唯你老泪纵横,挺身而出,说诸位娘子青春年少,替死可惜。老奴风烛残年,死不足惜,老奴是看着少主人长大的,愿替少主人去死!
铁鸠见状,便假作感动,说看你诚心,贫道便破例作法救他!”
“你……你……”
李钟瞠目结舌,指着陈登,手指颤斗。
如果说前两者,还能说是碰巧撞见得知此事,可后面这些事,可是内宅家私,照理绝无旁人能看到。
看着李钟脸色刷一下白了,陈登不无感叹道。
“这两日,你便如交代后事般,抽空一一拜访亲友,含泪告别。其中有人再三追问惊问缘由,你不得已道出实情。
有人笑你痴傻,有人赞你忠义,有人同情,也有人嘲讽不信。直至方才,尚有人劝阻于你。
今日一过,三日作法就完成了,明日午时,你家少主人能否还阳尚未可知,你的死期却是到了。
即便如此,你还是来了这武圣庙,祈求作法成功。
真是可怜可叹。”
伞中乔松听罢,也忍不住感叹:“唉,真是一位忠义之人。”
李钟如遭雷击,呆立原地,嘴唇哆嗦着,半晌才找回声音:“你……你竟全都知道?一丝……不差……活神仙……我……”
他看看陈登,又想想铁鸠,只觉心乱如麻,不知该信哪一个才好,只觉得两人都高深莫测。
“活神仙……您……您与我说这些,究竟意欲何为?”
陈登淡淡道:“见你可怜,不忍见你被蒙骗枉死,一腔忠心反成他人邪法的垫脚石。”
“记住我说的话。”
言罢,不再停留,转身离去。
李钟呆立原地,心中惊疑不定,待想追问。
陈登身影已消失在庙门外。
上了街。
伞中乔松疑惑道:“陈先生,为何不再多多说一些?我看他心已动摇。”
“铁鸠所施并非还阳术,而是夺舍邪法。
此法近乎逆天,需一人甘愿献命方能成事,我只需在李钟心中种下怀疑的种子。”
陈登脚步不停,来到坊市,采买一些东西,信步而走。
“这就足够了。”
若想令李钟彻底信服,跪地叩头,陈登有许多办法。
无论是显露神乎其神的卜算之能。
还是他既已算定铁鸠今夜必派小鬼来袭,届时只需让李钟在旁亲眼目睹,他自然就更相信了。

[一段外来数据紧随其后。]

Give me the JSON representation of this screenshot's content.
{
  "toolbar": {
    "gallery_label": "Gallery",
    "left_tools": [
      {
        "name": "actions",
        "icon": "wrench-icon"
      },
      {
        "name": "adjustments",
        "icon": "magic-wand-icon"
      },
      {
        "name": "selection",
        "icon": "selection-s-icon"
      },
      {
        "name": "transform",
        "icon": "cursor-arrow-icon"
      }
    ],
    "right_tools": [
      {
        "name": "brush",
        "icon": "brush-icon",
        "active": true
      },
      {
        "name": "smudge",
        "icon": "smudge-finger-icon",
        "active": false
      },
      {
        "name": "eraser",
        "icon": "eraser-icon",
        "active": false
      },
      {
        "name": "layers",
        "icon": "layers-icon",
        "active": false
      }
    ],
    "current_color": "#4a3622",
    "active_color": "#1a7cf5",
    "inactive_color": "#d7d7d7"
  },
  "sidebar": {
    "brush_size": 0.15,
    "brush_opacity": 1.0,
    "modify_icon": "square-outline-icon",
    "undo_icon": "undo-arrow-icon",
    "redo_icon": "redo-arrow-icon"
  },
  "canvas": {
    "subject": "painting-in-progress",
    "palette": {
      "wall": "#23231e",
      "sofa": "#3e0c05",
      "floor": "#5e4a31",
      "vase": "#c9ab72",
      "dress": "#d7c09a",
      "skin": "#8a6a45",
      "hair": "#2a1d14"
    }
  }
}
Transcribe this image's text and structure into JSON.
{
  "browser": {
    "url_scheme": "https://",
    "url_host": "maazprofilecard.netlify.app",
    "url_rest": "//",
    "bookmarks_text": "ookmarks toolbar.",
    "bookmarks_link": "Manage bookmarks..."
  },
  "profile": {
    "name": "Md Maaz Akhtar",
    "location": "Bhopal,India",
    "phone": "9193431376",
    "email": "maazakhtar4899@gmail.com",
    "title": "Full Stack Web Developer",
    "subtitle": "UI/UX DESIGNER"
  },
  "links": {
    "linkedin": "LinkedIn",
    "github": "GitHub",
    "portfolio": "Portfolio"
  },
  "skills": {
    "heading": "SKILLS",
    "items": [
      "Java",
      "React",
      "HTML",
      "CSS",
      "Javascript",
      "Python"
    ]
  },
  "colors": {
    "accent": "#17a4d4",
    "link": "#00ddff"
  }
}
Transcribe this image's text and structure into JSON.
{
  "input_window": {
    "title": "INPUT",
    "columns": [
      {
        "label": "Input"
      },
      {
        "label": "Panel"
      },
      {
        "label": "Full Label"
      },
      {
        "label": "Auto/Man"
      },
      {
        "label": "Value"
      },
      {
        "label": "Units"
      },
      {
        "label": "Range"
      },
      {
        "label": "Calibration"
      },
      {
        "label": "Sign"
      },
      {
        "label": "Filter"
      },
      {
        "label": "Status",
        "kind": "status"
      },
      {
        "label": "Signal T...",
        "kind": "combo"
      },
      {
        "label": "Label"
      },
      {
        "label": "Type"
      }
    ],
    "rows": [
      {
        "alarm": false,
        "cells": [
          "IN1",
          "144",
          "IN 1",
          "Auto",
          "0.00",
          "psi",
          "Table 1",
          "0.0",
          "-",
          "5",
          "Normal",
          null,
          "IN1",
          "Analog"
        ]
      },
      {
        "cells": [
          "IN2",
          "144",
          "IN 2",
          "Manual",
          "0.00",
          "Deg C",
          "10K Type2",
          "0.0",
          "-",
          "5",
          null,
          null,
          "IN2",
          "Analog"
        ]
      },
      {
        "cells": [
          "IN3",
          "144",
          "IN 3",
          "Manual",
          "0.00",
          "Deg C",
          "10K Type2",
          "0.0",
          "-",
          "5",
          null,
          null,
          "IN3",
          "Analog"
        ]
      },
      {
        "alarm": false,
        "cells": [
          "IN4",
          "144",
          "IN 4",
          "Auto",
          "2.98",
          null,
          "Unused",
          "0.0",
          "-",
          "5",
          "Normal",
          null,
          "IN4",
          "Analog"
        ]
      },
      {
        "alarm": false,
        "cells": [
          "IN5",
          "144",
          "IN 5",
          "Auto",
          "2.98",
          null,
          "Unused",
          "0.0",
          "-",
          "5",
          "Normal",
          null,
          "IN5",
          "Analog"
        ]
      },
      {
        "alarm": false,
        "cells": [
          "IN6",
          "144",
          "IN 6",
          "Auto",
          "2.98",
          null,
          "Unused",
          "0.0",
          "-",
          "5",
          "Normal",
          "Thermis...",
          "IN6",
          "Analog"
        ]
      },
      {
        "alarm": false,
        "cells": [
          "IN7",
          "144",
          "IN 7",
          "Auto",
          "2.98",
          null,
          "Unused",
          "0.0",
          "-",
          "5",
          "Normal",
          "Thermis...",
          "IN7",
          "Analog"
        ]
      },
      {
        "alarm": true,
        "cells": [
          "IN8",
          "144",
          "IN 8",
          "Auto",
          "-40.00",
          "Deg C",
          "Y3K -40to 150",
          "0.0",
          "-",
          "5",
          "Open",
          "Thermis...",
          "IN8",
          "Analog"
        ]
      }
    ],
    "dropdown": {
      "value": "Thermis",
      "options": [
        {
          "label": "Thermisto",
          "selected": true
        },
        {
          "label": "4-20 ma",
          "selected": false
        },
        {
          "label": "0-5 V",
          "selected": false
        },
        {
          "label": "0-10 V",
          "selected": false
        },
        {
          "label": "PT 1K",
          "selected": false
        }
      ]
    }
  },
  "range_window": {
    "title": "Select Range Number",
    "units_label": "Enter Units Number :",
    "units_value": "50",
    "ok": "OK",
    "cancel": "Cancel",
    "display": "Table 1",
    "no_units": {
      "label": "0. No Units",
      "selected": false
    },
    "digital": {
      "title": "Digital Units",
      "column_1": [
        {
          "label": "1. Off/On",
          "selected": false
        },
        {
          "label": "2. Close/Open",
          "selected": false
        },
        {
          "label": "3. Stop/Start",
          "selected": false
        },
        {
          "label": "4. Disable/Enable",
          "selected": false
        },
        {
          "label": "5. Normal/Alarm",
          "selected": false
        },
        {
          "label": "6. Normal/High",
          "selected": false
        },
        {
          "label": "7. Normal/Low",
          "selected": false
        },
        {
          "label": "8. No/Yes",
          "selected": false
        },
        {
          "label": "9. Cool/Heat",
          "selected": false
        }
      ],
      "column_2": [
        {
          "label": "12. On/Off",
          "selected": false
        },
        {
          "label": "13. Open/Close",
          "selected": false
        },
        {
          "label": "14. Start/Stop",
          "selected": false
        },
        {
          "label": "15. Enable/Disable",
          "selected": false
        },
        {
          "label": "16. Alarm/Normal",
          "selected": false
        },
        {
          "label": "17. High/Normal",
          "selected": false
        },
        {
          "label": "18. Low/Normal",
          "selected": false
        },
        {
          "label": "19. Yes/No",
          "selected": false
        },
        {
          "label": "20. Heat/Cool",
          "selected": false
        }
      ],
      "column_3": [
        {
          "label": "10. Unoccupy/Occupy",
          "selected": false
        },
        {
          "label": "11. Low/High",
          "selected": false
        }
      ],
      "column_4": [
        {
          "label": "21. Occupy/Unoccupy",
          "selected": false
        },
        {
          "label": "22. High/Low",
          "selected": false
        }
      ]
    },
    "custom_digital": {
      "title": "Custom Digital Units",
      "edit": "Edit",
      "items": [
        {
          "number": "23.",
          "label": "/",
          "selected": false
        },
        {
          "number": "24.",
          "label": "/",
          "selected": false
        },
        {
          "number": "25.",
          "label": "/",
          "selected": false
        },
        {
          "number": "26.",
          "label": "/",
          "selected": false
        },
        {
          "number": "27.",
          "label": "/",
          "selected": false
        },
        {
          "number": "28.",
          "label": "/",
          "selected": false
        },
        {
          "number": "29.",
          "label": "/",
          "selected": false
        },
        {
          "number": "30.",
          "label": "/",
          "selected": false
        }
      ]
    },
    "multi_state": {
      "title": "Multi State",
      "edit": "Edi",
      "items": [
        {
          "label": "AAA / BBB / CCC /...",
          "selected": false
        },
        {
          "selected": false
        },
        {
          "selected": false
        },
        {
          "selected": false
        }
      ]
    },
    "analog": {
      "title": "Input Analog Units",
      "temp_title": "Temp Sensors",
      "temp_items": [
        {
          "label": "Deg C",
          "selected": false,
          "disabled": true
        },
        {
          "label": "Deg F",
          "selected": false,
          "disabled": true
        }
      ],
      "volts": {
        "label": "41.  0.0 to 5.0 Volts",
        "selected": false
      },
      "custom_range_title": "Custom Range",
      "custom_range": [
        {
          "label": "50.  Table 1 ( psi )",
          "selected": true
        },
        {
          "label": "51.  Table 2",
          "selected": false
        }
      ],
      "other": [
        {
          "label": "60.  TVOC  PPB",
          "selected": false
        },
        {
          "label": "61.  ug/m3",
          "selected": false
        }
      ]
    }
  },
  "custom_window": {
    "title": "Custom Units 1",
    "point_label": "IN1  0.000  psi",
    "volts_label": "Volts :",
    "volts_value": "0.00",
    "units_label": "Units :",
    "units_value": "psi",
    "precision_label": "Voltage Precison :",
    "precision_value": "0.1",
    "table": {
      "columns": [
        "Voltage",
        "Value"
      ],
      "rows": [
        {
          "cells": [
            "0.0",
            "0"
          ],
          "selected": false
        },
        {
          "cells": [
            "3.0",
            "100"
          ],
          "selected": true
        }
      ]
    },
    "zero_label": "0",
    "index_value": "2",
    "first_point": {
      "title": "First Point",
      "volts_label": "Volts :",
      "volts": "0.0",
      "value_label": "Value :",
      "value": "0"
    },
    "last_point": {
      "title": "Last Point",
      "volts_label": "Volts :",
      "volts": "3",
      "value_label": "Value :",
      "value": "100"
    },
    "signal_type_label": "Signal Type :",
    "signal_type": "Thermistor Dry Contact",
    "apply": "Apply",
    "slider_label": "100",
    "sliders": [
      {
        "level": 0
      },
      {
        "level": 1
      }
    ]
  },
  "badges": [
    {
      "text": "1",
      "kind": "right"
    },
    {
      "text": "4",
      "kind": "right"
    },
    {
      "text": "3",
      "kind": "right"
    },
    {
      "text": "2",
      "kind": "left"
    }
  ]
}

“我并非要让李钟与铁鸠即刻反目,致使铁鸠无人可用、无法夺舍。
我需要的因那点微妙的怀疑,李钟献命不成,作法生出差池。
铁鸠夺舍成功却也失败,虽然元神成功换了肉身,肉身修成的法门没了,却也遭到反噬,元神上的修为也尽失。”
“原来如此。”
乔松恍然。
“铁鸠的小鬼今夜必至,我们需做些准备。”
陈登随即在坊市购得几个水囊、一小罐油与一把锋利匕首,转至城外山林。
一处能眺到山岗的地方。
一处偏僻草丛,他在小径上均匀洒下油脂,又将那匕首倒插在油迹旁的茂密杂草深处,寒刃被草遮盖。
布置妥当,他便隐于树后静待。
乔松没有多问,知道陈登做事,天机在心,必然有缘故。
不多时,一头吊睛白额猛虎自林中踱出,下山岗似要捕猎。
行至那油迹处,虎掌一滑,庞大身躯轰然侧倒。
脖颈正巧重重砸在倒插的匕首之上!
利刃穿透皮肉,鲜血如泉喷涌,猛虎连声哀嚎都未及发出,抽搐几下便断了气。
一头大虫猛虎下山,就这样玩笑一般死了。
乔松看得目定口呆:“这……这……”
“这没什么,天机运转于我如掌上观纹,四两拨千斤,就能毫不费力做成许多事。”
陈登缓步走出,笑道。
上前轻松翻过沉重虎尸,取出水囊。
自从得到九息服气之法,虽仅两日,可九息一个周天运转,采炼天地元气,陈登体内已积蓄不浅的内气。
拳断青砖、脚裂木桩皆非难事。
但既然能毫不费力做成事,何必硬来,亲身涉险。
就象杀此虎,亦如对付一身道行不浅的铁鸠。
陈登装满了一只又一只的水囊。
“接下来,这些纯阳的虎血有大用。”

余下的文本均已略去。